Agnieszka Holland returns to the subject of World War II to give us yet another film about a heroic gentile saving a group of Jews from the Nazis. This time it is a lowly Polish sewage worker who successfully hides a dozen people in the city of Lvov’s underground septic system. Like Schindler's List and The Diary of Anne Frank, this is a true story about Jews who managed to survive, and some will complain that by focusing on these tales of survival, the true story of the Holocaust--one of extermination--will be clouded. That, plus the fact that most of this film takes place in a dark and disgusting literal shit-hole, made In Darkness fairly low on my list of can’t-miss films of 2011. However, I’m quite glad I made it to the theatre to see the movie because it is a very strong picture, primarily in its focus on the lives of those in hiding.

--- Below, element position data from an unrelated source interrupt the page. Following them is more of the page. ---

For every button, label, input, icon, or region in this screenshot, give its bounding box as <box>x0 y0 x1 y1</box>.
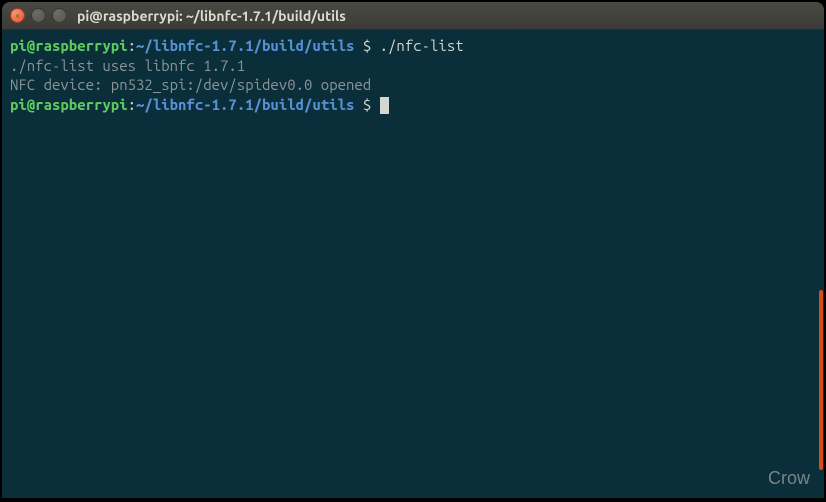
minimize-button[interactable] <box>31 8 46 23</box>
prompt-separator: : <box>128 96 136 113</box>
terminal-line: pi@raspberrypi:~/libnfc-1.7.1/build/util… <box>10 36 816 56</box>
terminal-output-line: NFC device: pn532_spi:/dev/spidev0.0 ope… <box>10 75 816 95</box>
cursor <box>380 97 389 114</box>
prompt-path: ~/libnfc-1.7.1/build/utils <box>136 96 354 113</box>
window-title: pi@raspberrypi: ~/libnfc-1.7.1/build/uti… <box>77 8 346 24</box>
prompt-separator: : <box>128 37 136 54</box>
window-controls: × <box>10 8 67 23</box>
command-text: ./nfc-list <box>380 37 464 54</box>
prompt-dollar: $ <box>354 96 379 113</box>
titlebar[interactable]: × pi@raspberrypi: ~/libnfc-1.7.1/build/u… <box>2 2 824 30</box>
maximize-button[interactable] <box>52 8 67 23</box>
prompt-user: pi@raspberrypi <box>10 96 128 113</box>
close-icon: × <box>15 10 21 21</box>
watermark: Crow <box>768 467 810 490</box>
prompt-dollar: $ <box>354 37 379 54</box>
prompt-path: ~/libnfc-1.7.1/build/utils <box>136 37 354 54</box>
close-button[interactable]: × <box>10 8 25 23</box>
scrollbar-thumb[interactable] <box>819 290 823 470</box>
terminal-body[interactable]: pi@raspberrypi:~/libnfc-1.7.1/build/util… <box>2 30 824 498</box>
terminal-output-line: ./nfc-list uses libnfc 1.7.1 <box>10 56 816 76</box>
terminal-window: × pi@raspberrypi: ~/libnfc-1.7.1/build/u… <box>2 2 824 498</box>
terminal-line: pi@raspberrypi:~/libnfc-1.7.1/build/util… <box>10 95 816 115</box>
prompt-user: pi@raspberrypi <box>10 37 128 54</box>
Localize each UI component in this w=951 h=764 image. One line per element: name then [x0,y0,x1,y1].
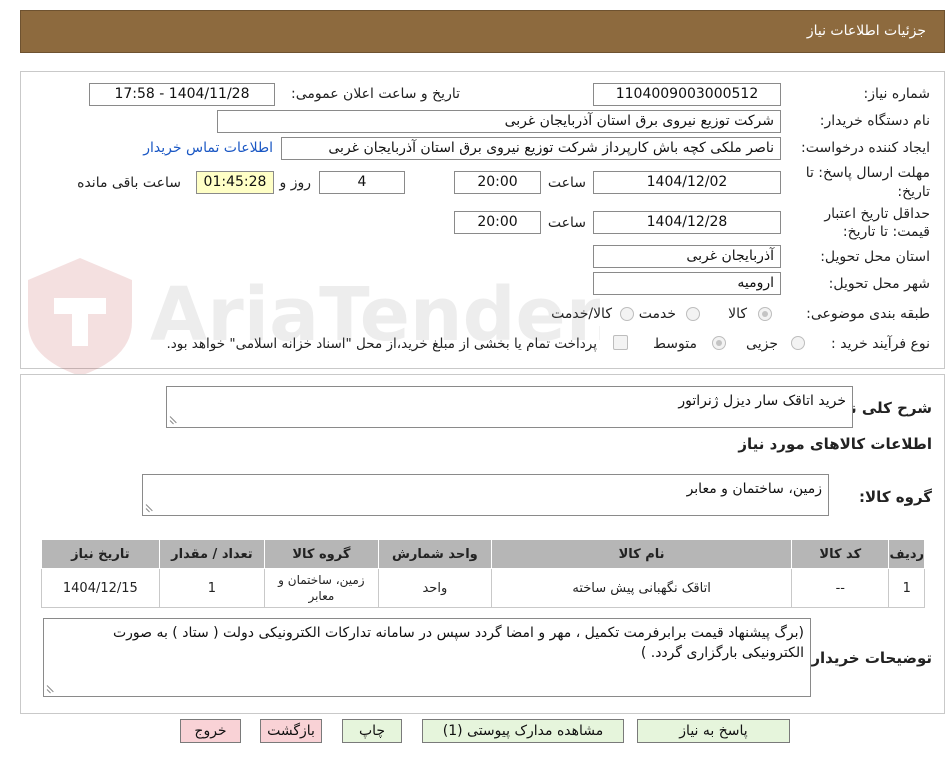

The main story of Leopold Socha (the excellent Robert Wieckiewicz) is gripping. He is the man taking the risks, and most of the suspense centers around whether or not he will be discovered, and what other ways his actions might ruin his life. But it is the lives of the Jews living in the sewer that are explored with real depth and distinction--despite the fact that we can barely make out the different characters as they are mostly covered in muck and shrouded “in darkness.” Not only is their fear of discovery, the claustrophobia of their surroundings and the degradation of their situation explored, but Holland and screenwriter David F. Shamoon are able to show us the passion, pettiness, boredom, sexuality, intellect, honor and adaptability that all human beings bring with them to even the worst of circumstances.
This is a long film and one that is never much fun to look at, but Holland uses both of these potentially distancing factors to bring the audience much closer to understanding what this must have been like than I would have thought a film could. The dramatic spine of the story, Socha’s transformation from a self-interested opportunist to a righteous individual, is subtler and more convincing that the similar arc in Schindler's List, and while this film lacks the scope and cinematic power of that film, it should not be dismissed in a been-there-done-that, don’t-need-to-see-this-again fashion. If so, audiences will be missing out on a very inspiring true-life story.
By making major films from of these footnotes to the history of the Holocaust, I do not believe filmmakers are doing that history a disservice. After all, while the story of the Holocaust was indeed a story of extermination and murder, it is also a story of how a people and culture managed to survive this ultimate horror. In Darkness provides us a glimpse of how this was done--not so much by the heroic acts of a gentile but by the strength and determination of the Jews themselves.